The fact is this: all the evidence that we have been able to seek out in the countless documents that are our source, makes it clear that Robert Gallo was the man with one foot in the government camp and one foot in the industrial camp, where he was charged with the responsibility for producing a smallpox vaccine for WHO, designed to plant the co-factors of AIDS (the mycoplasma and the visna virus in its BLV variant) in as many people of the Third World as could be enticed to accept the American’ gift’. He was charged with the task of making all the research sound something like a great war on cancer, while he was actually carrying out a secret Rockefeller/ Kissinger war on humanity.
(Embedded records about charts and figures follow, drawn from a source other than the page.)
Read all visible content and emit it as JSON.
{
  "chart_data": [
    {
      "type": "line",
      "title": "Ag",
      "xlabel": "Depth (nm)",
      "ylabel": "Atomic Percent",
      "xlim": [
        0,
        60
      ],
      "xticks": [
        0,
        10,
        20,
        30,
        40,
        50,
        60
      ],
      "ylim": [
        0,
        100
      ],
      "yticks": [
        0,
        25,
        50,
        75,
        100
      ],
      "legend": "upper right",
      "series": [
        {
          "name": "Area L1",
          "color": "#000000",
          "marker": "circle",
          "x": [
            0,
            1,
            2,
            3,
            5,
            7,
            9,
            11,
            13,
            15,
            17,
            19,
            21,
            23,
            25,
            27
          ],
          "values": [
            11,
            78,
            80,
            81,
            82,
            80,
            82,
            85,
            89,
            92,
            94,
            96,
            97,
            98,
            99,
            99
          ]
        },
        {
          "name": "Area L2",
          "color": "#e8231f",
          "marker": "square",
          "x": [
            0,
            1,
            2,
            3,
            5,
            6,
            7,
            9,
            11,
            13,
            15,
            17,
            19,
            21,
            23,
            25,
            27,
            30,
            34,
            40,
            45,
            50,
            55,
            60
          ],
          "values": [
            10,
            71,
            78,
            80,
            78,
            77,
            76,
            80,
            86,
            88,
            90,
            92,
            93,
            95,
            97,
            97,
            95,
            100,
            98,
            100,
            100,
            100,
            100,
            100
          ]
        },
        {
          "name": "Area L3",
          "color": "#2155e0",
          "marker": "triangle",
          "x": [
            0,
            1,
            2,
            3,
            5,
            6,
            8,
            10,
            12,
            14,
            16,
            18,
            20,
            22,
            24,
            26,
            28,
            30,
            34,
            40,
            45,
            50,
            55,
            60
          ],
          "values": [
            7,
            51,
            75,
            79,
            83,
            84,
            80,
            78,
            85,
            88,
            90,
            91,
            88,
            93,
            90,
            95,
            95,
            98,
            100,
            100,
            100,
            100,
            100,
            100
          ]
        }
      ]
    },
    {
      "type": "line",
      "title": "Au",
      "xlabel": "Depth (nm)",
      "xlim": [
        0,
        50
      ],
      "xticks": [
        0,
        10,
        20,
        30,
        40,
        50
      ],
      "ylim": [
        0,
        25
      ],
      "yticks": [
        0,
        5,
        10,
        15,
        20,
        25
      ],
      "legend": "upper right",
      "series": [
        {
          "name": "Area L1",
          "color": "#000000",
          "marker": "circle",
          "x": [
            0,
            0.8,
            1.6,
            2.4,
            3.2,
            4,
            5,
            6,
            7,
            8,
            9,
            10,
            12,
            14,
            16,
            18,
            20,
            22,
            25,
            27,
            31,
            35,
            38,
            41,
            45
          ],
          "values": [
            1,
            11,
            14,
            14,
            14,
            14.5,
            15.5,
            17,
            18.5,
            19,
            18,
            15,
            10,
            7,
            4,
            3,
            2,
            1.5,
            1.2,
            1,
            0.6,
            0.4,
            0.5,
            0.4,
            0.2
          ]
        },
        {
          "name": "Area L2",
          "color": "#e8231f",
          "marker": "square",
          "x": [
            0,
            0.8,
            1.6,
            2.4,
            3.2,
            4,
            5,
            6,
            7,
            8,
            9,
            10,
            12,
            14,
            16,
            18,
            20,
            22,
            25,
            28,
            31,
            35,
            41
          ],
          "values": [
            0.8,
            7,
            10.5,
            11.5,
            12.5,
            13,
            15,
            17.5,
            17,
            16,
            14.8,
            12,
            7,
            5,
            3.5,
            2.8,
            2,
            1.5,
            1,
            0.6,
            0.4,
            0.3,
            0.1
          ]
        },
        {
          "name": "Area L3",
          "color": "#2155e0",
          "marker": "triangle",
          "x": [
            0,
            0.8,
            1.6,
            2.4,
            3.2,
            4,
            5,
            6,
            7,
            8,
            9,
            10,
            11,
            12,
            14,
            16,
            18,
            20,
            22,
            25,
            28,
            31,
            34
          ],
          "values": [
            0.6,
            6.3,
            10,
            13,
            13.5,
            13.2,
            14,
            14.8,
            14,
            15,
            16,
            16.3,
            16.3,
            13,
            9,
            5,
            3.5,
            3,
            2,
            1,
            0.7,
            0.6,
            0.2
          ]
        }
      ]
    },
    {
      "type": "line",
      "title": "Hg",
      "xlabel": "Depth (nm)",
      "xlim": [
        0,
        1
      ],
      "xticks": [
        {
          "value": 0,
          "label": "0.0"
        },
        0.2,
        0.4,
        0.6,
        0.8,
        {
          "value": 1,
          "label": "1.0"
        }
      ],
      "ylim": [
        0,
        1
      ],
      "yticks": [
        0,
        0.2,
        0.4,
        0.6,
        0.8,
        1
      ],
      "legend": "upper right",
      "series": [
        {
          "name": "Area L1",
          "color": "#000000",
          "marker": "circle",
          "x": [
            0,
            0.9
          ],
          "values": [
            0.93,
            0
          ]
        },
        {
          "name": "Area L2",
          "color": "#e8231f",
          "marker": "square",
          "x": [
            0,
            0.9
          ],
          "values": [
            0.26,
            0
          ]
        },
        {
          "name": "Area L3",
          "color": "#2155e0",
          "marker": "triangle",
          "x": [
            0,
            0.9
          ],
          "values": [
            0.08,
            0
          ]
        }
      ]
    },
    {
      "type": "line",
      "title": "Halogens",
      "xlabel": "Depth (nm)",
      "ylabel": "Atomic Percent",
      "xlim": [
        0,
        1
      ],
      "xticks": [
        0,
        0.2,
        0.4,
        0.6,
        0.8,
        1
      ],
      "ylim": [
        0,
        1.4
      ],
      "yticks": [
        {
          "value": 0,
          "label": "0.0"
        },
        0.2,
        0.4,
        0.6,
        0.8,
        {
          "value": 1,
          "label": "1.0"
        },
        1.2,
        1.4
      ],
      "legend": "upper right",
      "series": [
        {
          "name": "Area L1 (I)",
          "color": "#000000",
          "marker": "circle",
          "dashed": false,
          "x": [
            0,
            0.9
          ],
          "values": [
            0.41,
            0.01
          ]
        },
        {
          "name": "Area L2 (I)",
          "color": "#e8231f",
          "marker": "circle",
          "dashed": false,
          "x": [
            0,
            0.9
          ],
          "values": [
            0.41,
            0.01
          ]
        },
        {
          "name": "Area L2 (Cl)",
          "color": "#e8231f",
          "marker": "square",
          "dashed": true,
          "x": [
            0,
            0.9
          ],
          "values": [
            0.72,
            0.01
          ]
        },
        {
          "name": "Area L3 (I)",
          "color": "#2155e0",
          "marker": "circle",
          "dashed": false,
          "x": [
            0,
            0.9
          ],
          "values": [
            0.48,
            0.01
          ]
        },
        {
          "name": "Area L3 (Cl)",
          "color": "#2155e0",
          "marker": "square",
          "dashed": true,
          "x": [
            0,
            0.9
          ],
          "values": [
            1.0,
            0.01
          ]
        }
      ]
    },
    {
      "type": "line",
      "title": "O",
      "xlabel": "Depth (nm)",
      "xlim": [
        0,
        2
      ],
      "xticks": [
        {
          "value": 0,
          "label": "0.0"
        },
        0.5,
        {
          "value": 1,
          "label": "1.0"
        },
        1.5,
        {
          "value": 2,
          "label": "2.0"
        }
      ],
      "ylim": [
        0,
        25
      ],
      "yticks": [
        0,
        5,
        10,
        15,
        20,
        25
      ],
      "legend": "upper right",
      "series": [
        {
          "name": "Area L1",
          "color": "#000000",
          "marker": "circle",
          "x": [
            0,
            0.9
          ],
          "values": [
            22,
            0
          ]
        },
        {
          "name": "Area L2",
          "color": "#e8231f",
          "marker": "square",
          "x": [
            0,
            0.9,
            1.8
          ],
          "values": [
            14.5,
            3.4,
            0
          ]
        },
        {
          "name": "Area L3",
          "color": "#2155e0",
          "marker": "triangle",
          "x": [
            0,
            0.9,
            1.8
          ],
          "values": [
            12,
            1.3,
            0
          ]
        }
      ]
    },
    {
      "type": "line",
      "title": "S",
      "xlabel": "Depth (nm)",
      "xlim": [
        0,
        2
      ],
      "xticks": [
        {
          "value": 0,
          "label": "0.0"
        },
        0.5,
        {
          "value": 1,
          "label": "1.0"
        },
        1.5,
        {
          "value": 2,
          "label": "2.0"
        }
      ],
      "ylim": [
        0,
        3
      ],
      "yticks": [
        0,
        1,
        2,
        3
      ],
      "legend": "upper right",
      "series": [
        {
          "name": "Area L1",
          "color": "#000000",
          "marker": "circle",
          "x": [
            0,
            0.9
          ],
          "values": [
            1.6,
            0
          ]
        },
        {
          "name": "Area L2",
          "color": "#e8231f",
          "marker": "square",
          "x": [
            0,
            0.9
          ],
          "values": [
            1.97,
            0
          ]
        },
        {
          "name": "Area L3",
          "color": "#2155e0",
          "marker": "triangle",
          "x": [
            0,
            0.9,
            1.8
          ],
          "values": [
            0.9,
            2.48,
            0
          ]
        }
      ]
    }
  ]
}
But, when in 1983 Dr. Luc Montagnier of the Pasteur Institute in Paris identified a particle in the blood of AIDS victims which he knew was related to the disease agent which causes lymphadenopathy in humans and which he linked to a retrovirus, he called it Lymphadenopathy Associated Virus [LAV] and so pushed Gallo to claim that he had already isolated the disease agent. Typical.
But, our focus is upon the negative templates that Professor Scott suggests we look for, and in Gallo’s career one can hardly see the forest for templates! We can’t summarize the Gallo/ Bionetics collaboration here for lack of space, but we develop the criminal conspiracy in extensive detail in our forthcoming book The Crime Beyond Belief. In the meantime readers can refer to Leonard Horowitz dramatic book Emerging Viruses: AIDS & Ebola pages 79 to 84 for an excellent summary of much of what Gallo leaves out of his creative writing exercise.